Loads of Learned Lumber

Tuesday, July 5, 2011

Butler, _There Is No Year_

I WROTE SOMETHING about this that is eventually to appear in another venue, so I will here content myself with saying the novel lives up to its anticipatory buzz -- which is saying much. It really does turn out to be as strong as it was said to be (in contradistinction to, I would say, Freedom).

According to an interview I found on an internet trawl, Butler decided to write fiction after discovering Infinite Jest, and Wallace's death is noted in the novel at about its midpoint, at the end of Part Two. This seems fitting to me. I haven't encountered a novel by a young writer this original, this ambitious, and this rich since I picked up Infinite Jest, going on fifteen years ago.
In that same internet trawl, I saw a couple of references to the book being perhaps indebted to Mark Danielewski's House of Leaves. Urkgkh. I think not. Yes, there are the same use of unusual typographical and other design elements and the same conceit of a house capable of gaming the rules of time and space. But House of Leaves is a sophisticated horror tale, I would say. I gave up about p. 250, I think, because the prose is simply too gaseous to tolerate.

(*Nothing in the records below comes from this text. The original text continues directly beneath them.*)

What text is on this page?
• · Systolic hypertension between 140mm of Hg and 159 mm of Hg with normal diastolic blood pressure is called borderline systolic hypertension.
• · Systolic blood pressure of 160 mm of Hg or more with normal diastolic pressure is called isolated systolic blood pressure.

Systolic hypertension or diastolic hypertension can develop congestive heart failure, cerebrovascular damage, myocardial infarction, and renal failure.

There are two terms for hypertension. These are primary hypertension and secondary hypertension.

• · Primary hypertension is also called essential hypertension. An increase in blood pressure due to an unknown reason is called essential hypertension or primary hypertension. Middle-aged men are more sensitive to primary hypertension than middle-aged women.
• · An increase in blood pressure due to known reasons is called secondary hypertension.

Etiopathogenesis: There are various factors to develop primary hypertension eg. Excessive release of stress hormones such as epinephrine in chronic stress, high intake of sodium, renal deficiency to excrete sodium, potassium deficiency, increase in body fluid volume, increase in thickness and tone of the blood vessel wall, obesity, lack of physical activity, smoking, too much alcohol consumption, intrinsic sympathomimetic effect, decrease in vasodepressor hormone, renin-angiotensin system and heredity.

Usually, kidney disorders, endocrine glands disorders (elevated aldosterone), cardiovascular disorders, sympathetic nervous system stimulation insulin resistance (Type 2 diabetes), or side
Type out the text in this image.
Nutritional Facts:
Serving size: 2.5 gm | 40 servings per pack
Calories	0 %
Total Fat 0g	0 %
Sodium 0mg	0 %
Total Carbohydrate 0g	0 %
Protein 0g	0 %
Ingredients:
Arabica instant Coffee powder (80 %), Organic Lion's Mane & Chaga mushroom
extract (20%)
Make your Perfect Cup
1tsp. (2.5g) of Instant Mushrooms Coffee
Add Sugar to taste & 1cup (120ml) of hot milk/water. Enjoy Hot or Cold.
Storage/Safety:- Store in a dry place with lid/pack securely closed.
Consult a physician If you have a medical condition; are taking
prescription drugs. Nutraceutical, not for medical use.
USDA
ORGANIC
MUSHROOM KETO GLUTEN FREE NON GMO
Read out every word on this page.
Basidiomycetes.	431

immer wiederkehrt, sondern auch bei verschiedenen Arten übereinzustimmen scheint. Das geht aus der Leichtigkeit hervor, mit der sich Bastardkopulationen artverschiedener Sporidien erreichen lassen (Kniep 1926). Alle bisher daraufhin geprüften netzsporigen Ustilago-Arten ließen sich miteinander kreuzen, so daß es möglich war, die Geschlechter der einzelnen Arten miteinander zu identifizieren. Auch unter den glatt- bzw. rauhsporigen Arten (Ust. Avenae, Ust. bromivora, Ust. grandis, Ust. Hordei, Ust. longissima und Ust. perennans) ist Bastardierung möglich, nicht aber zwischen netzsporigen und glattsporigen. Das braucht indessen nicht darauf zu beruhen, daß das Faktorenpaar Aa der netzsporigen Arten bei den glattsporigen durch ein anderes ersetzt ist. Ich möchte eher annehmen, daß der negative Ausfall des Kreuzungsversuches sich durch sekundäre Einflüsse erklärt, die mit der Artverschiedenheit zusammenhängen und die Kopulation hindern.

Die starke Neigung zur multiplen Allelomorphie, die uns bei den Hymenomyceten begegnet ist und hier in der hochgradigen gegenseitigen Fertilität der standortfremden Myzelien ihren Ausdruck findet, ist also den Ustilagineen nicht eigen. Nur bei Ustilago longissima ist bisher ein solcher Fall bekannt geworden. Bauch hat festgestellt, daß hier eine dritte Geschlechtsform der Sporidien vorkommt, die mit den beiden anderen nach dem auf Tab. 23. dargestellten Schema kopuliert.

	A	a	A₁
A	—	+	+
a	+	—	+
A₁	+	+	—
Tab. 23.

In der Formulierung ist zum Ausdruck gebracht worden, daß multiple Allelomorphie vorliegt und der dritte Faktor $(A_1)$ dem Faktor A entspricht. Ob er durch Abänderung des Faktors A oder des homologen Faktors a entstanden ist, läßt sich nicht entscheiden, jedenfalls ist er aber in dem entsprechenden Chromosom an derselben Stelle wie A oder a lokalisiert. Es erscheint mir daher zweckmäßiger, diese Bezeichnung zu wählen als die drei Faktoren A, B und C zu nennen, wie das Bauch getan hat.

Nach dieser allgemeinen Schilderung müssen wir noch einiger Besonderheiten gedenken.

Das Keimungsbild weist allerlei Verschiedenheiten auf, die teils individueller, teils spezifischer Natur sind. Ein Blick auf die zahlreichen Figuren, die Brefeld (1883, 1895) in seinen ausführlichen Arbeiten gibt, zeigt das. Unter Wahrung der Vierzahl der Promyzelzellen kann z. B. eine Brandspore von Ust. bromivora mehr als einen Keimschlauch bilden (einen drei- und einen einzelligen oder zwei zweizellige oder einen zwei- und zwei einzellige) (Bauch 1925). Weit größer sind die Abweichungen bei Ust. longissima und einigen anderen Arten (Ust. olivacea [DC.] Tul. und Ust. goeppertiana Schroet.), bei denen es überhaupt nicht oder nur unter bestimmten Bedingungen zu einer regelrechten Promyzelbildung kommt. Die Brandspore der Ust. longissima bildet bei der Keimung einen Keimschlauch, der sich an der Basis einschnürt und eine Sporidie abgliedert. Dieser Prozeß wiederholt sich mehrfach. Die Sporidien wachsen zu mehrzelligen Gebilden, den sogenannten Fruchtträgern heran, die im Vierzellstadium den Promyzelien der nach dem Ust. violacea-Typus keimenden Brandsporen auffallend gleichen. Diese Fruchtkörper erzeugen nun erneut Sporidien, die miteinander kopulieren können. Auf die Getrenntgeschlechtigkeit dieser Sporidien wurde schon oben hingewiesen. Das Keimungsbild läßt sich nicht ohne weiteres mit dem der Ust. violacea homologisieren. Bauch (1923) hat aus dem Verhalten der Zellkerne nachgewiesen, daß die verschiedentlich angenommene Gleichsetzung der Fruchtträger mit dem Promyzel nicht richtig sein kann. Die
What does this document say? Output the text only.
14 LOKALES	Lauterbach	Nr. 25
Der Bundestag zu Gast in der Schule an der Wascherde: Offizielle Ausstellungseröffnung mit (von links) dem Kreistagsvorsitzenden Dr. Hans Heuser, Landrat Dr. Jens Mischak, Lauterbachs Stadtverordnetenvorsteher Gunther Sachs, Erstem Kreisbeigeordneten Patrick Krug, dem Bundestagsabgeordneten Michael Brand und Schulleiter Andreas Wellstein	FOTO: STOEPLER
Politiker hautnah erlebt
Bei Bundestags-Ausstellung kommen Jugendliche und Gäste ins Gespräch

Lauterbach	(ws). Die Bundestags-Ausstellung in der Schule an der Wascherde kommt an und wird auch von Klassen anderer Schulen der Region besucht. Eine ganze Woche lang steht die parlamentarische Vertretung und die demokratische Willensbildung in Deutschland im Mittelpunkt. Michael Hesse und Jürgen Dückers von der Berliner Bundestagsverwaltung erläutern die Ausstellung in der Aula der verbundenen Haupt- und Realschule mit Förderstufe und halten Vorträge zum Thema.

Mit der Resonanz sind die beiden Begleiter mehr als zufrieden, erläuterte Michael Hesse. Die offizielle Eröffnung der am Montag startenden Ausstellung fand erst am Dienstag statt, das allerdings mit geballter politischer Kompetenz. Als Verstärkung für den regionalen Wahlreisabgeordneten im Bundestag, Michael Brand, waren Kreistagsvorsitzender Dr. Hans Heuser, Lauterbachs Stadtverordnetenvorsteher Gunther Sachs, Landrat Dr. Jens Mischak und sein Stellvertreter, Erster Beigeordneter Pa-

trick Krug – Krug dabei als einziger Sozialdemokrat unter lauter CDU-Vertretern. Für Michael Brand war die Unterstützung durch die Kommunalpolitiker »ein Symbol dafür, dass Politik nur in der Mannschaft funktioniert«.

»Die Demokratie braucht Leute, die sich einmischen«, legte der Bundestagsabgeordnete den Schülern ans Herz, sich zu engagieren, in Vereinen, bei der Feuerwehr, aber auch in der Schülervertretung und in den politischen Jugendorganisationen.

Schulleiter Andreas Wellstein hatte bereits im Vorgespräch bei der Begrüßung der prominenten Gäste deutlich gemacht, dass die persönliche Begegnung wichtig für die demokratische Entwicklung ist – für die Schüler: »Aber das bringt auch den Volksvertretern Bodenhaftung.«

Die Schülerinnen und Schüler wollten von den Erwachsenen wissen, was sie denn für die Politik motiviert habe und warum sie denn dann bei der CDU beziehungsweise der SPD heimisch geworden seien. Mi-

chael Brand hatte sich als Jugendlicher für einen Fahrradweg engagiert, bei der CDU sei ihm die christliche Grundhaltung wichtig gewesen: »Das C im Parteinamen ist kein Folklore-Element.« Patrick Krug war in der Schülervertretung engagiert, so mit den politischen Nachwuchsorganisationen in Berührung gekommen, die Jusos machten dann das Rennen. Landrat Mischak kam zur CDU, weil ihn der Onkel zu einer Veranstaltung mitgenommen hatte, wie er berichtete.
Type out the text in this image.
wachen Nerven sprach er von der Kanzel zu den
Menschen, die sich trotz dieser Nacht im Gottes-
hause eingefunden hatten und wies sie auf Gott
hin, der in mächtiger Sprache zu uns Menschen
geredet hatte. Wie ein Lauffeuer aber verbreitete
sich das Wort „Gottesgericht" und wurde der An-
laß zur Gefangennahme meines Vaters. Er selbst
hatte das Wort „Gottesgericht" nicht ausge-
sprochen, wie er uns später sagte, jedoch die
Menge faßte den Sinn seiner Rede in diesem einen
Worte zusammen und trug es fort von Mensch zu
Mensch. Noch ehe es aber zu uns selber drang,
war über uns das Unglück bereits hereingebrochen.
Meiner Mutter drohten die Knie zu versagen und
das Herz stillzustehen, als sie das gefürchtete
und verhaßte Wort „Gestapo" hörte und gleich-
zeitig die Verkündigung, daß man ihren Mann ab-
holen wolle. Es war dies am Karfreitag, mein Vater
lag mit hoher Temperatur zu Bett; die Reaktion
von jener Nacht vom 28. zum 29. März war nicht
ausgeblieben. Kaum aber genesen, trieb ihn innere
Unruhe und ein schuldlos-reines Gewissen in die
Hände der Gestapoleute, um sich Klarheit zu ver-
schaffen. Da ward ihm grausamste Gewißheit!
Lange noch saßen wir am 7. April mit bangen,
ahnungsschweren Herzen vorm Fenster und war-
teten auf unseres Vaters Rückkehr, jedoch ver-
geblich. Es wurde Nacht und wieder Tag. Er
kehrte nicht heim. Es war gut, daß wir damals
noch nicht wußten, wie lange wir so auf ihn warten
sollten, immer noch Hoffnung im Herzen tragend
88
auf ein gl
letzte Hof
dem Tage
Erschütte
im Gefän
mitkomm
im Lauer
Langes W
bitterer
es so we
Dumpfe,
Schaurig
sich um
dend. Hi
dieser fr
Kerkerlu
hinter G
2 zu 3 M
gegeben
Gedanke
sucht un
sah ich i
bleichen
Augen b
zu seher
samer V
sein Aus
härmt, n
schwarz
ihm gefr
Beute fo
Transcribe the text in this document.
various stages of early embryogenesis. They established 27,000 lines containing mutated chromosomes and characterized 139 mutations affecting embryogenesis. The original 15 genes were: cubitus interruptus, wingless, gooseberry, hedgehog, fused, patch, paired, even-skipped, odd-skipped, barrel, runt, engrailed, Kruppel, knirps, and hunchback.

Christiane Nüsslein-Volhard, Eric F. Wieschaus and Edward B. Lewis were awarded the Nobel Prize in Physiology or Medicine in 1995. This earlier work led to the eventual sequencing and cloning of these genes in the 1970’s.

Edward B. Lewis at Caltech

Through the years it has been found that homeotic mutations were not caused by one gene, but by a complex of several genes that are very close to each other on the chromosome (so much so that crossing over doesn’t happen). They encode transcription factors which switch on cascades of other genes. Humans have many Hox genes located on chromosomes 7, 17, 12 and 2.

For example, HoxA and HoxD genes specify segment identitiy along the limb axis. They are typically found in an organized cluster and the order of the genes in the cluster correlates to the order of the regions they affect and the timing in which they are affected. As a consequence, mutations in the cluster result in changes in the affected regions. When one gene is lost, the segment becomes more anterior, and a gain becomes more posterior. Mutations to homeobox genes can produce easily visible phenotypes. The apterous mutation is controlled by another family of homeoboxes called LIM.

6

An argument could be made, I grant, that since Zampanó is writing an academic treatise with generous slabs of quotations from other academics, his prose needs to be as stiff and dry as cardboard, as Johnny Truant's needs to have a stoner's vagueness and looseness. But this translates into hundreds of pages of bad writing.

The prose in This Is No Year is lean, feral, cold, almost merciless. It remains austere even when creating its most outlandish, sensational effects. It is built to last.